I have been an independent woman almost since the moment I left my mother's womb, and I can't believe that there are young women out there that won't stand up for themselves and make a difference. This is no longer the era of women not working, being barefoot and pregnant, and not having a voice. There are too many females out there that are still letting themselves get walked over and pushed around. This goes for anything from the most serious situation to the least.
For instance, most of us probably grew up with our mother telling us not to call a boy and to let the boy call us. Well, what if you really want to date (or whatever) this boy? Are you just going to sit and wait for them to come to you? Most guys today are not ones with a classic style, like opening doors, pulling out chairs, calling a girl first, etc. So why should we have imprinted in our brains that we can't have what we want?
I have a very good friend who was very interested in someone and wouldn't approach him because she was taught that the man has to do everything, including the first move. She had never talked to him before; it was a sort of admiring from a far.
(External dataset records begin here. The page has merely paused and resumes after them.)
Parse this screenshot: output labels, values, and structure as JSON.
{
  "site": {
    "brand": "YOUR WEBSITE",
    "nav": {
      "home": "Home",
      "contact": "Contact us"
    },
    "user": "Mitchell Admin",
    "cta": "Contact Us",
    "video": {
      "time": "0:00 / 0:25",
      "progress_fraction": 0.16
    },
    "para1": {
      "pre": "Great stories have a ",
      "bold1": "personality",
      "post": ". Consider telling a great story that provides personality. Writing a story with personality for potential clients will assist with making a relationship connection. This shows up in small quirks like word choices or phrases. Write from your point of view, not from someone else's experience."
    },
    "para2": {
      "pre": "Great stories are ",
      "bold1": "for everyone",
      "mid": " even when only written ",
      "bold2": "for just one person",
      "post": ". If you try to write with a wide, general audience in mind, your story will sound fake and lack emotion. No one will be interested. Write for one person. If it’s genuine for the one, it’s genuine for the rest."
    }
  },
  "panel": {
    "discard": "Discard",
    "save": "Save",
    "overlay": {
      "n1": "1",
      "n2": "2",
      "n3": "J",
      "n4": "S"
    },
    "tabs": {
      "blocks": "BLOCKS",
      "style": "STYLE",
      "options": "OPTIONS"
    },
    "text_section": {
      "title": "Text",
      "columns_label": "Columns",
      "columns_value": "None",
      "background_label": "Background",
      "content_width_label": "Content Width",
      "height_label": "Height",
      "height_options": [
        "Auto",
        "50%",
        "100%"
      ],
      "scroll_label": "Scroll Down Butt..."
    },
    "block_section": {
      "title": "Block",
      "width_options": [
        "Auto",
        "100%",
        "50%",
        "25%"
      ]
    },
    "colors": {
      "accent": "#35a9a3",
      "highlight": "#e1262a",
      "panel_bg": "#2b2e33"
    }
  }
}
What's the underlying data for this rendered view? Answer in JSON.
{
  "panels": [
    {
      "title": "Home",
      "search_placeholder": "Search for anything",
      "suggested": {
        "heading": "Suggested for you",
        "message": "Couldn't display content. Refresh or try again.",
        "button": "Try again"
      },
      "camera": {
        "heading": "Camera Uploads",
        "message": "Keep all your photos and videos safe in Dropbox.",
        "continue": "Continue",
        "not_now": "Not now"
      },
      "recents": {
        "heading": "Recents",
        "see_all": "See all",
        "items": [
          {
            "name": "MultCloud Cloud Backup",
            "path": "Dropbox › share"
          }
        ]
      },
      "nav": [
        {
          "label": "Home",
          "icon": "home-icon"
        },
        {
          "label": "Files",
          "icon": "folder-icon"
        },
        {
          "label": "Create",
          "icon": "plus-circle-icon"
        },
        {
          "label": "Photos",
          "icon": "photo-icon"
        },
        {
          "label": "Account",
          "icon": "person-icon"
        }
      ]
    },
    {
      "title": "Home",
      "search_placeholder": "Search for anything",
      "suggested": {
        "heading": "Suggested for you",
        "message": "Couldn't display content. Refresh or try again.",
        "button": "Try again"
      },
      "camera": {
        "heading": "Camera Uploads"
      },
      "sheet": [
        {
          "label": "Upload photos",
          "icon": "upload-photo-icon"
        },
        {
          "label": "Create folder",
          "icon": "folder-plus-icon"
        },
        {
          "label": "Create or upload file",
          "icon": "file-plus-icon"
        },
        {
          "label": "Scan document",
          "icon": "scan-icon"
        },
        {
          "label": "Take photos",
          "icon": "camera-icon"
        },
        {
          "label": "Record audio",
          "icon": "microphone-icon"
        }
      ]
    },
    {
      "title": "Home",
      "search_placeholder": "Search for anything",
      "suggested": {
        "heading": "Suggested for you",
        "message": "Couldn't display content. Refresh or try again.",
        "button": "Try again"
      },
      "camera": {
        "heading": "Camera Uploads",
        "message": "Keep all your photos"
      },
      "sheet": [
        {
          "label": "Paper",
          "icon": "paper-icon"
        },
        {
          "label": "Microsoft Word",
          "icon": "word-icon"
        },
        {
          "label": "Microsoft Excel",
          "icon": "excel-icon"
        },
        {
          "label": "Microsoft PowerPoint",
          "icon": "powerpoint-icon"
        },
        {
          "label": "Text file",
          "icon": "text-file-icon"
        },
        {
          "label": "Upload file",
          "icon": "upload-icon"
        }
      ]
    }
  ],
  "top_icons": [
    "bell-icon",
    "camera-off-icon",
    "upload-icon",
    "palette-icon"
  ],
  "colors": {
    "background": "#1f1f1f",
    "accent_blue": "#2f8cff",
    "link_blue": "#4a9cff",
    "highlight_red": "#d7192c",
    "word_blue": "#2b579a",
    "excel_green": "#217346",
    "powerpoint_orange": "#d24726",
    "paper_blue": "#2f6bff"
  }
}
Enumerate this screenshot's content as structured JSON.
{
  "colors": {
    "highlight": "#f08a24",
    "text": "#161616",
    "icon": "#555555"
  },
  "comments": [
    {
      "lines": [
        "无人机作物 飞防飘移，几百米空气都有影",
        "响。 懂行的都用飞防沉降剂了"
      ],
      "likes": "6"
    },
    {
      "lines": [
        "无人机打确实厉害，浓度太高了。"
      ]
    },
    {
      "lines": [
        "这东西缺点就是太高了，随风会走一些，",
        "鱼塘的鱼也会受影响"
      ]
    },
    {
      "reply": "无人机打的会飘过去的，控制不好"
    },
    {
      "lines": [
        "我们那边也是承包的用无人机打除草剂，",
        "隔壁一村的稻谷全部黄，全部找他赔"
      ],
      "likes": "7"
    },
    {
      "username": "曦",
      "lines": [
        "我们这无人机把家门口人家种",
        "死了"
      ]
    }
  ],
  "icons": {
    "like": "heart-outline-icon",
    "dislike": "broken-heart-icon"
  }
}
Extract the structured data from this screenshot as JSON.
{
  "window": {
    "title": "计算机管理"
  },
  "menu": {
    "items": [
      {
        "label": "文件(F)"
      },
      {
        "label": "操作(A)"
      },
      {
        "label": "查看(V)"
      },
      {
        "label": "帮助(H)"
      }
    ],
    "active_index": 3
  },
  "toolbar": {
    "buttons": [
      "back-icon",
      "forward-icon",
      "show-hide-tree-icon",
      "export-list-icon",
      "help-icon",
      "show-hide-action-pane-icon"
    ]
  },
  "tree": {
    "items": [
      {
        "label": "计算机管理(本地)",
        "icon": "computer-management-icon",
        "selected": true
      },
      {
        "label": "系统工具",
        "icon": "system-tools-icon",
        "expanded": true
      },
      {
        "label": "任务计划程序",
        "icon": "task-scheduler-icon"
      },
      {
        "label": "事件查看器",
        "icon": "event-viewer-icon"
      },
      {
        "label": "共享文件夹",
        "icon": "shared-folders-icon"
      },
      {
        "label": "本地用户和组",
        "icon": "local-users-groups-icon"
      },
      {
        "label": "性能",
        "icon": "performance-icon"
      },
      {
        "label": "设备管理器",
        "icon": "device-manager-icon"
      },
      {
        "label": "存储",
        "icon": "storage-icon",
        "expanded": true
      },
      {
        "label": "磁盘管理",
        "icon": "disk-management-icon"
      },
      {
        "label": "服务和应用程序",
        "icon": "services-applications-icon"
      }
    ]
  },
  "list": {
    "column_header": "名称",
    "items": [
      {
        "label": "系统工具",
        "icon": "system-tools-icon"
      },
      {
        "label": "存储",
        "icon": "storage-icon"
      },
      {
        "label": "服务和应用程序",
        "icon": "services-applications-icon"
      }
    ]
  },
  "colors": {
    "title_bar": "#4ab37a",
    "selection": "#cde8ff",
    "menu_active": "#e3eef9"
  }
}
Finally, he said a brief statement to her, and instead of letting it go and letting him walk away, she offered to walk with him because he was going in the same direction. Now these two are dating, and they have a fabulous relationship. What would have happened had she let him just walk away from her?
I have always thought that if you want something go after it, and that includes relationships. What have you got to lose? Nothing. All that can happen is he or she says no.
My very best friend got married last year, and unfortunately she just filed for divorce last week. Her husband is a complete jerk, and she finally decided that she was going to stand up to him. Unfortunately, he is one of those control freaks that calls the shots all the time. The two are in the Navy and right now apart because he's at sea. Before he left he wanted her to be pregnant; that way he could insure that she wouldn't cheat or anything of the sort. Luckily, this is where she started to realize what a jerk he was and started calling the shots and standing up to him. Needless to say, he didn't like it very much.
Women who think that they don't have a voice are wrong! Why let anyone, especially a lover, tell you what to do? Whether it's telling you not to go away to school/work, or to be/not be pregnant, not to/to work, or to do what they want when they want it, it's always wrong.
It seems to me that one of the most common situations where women don't stand up and say something is when it has to do with sex. The list for this could go on and on, but I'll just touch on the important ones.
First off and most importantly, if you do not want to have sex with someone, don't let him or her pressure you into it, whether it's forcefully or making you feel guilty. If you don't want to, don't do it just because you feel guilty - say something. It will hurt you more if you go through with it than if you speak up. I would like to assume that a majority of you will not let a man or woman take you forcefully, but for those of you who feel like you don't have a voice, don't ever let someone force you into anything.
Secondly, still pertaining to the sex issue, if you want to have sex, don't let your partner tell you that not using some form of protection is OK. I know guys who, even if the girl is not taking some type of birth control, will not use a condom because they don't like it. This situation may not bother some people, but if it does, say something! Don't wait until it's too late and you're worrying about whether you're pregnant and you have bigger problems to deal with.
Women who think they should be meek and mild housewives - who has 2.5 kids, cooks, and does all the cleaning - are severely wrong. Society has changed, meaning if you want that big corporate job, go for it; if he wants that job, too, let him go for it also. Neither person should be lower than the other.
In the year 2002, there should not be women that think like this, but there are, and it makes me sick. I hope this column can open the eyes of some of you and help you get over whatever was programmed into you. Be strong, smart women; don't let your life be controlled by anyone.